Corridors: Pathologies of Mixed-Use Space in Socialist Chinese Architecture
Corridors: Pathologies of Mixed-Use Space in Socialist Chinese Architecture
Throughout the Cold War, Americans remarked on the congestion and density of urban Chinese homes. In addition to the per capita square feet and multiple generations living under one roof, these accounts dwelled on the blurred lines between public and private space. In 1987, a journalist for the New York Times gawked at an apartment corridor doubling as a dining room, families cooking on an outdoor stoop, and women using a shared courtyard for laundry. My project explores this anxiety over “public” and “private” by examining the discourse surrounding tongzilou, China’s iconic concrete public housing structures constructed between the 1940s and 1990s. The tongzilou, modeled on Soviet public housing, were initially conceived as dormitories for single factory workers. However, because of the high demand for urban housing, the dormitories were converted for use by families. A long corridor connects the apartments and much of the space available to tenants is outside of the rented unit. Subsequently, activities conceived as “private” are often conducted in “public” space.
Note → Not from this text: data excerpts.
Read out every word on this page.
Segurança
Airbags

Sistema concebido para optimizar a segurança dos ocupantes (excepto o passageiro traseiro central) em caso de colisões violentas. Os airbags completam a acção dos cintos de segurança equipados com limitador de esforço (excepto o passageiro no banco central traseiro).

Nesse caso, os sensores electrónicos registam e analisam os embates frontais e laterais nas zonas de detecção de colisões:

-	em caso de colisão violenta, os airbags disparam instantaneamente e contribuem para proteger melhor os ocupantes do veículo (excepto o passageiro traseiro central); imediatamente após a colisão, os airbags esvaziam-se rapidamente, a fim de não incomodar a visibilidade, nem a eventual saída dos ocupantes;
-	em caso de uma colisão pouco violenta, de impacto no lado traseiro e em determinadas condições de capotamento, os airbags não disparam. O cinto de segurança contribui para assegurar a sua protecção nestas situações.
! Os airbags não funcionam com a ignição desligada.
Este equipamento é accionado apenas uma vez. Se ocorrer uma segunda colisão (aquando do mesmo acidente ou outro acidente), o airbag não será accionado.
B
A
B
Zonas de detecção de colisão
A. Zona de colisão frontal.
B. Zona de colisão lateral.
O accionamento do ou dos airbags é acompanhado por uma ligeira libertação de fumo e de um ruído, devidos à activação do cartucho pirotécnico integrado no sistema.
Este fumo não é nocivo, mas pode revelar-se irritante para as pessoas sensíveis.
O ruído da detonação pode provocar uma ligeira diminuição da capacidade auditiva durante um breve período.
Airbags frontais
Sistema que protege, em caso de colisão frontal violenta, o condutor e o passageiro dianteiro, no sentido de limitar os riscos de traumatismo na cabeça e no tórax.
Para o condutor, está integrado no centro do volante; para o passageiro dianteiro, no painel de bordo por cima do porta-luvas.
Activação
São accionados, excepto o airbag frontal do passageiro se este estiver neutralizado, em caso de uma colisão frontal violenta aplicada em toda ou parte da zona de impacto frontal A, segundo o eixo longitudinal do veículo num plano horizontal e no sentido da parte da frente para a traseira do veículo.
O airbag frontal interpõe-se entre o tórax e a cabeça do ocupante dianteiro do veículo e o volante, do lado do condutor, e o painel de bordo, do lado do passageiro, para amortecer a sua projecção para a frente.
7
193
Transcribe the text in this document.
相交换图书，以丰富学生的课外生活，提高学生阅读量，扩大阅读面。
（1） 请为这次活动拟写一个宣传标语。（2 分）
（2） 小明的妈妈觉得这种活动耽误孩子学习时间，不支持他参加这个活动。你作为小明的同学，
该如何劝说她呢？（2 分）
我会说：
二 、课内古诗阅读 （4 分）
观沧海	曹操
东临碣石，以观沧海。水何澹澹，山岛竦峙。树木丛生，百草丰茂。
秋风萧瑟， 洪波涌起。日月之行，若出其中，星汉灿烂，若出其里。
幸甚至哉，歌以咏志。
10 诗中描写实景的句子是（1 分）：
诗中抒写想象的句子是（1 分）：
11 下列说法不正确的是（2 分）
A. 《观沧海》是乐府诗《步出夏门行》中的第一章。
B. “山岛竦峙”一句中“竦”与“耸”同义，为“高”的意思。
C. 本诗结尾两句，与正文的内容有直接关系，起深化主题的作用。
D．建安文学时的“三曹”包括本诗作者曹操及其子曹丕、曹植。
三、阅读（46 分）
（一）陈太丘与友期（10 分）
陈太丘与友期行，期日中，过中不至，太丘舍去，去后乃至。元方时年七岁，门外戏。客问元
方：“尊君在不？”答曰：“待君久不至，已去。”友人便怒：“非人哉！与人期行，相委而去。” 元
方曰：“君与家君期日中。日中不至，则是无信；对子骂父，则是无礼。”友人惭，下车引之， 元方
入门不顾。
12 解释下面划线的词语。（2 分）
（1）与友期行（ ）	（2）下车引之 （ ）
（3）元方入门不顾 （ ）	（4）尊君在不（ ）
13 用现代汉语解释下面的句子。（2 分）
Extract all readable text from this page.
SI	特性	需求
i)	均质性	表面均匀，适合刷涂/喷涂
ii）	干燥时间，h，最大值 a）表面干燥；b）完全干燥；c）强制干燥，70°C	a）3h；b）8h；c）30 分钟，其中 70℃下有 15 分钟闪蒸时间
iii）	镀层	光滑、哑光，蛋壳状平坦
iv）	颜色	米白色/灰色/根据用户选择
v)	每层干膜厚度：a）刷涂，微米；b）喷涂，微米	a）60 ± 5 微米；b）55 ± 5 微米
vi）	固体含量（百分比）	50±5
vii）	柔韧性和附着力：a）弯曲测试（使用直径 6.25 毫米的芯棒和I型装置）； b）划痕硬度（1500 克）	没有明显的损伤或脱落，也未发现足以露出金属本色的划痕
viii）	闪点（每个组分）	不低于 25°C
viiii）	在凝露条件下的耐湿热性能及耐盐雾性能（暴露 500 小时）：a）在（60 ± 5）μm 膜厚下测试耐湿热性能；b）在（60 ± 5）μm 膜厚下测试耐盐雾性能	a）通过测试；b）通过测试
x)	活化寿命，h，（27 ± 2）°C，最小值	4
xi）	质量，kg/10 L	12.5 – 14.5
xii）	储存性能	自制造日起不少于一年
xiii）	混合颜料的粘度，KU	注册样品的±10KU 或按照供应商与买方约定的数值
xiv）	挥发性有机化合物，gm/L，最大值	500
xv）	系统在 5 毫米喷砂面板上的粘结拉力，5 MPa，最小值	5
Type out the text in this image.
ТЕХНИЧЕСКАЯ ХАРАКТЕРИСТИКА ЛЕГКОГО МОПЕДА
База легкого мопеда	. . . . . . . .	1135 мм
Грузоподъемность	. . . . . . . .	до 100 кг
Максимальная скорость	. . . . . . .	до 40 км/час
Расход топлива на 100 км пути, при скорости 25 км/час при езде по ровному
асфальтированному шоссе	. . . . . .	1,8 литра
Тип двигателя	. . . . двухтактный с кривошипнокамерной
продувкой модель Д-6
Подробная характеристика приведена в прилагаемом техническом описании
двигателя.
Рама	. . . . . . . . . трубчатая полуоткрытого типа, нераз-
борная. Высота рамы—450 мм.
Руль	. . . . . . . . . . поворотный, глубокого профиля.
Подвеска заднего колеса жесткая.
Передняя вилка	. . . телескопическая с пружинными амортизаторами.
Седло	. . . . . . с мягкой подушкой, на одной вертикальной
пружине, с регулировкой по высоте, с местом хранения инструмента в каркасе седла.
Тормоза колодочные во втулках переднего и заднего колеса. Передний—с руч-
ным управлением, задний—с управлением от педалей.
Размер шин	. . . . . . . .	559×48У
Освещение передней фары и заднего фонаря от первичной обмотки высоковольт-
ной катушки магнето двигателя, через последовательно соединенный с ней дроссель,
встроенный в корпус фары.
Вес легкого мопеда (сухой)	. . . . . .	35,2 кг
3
Families living in tongzilou share bathrooms and kitchens. The rows of collectively used coal stoves in these “mini communes” act as direct adversaries to the private, “modern” kitchens of the nuclear family, touted by America’s Cold War home exhibitions. The collective kitchens, crowded corridors, and mixed-use spaces embody a fast disappearing kind of urban architecture and community. Chinese cities grow and change with notorious speed. Contemporary historic preservation efforts overwhelmingly focus on the hutong, narrow alleys surrounded by tile-roofed courtyard homes. Hutongs, recalling the heyday of pre-socialist Chinese architecture, have long been celebrated and fetishized by the west. The hutong became a status symbol and today, many hutongs not preserved by the government, are purchased and renovated by wealthy westerners or Chinese. Conversely, widespread destruction of the remaining tongzilou is overlooked.
This project, diverting from the mold of traditional historical work, combines fieldwork, archival research, and visual art. I explore how memory intersects with architectural history and pathologies of the home. When is domestic space deviant? How do societies respond to domestic deviance? Discussions surrounding domestic space are not neatly contained within national borders. Instead, I’m interested in understanding where prescriptions for domestic space come from, how discursive networks on clutter, cleanliness, hoarding, and congestion are constructed; and how these global discourses are politicized.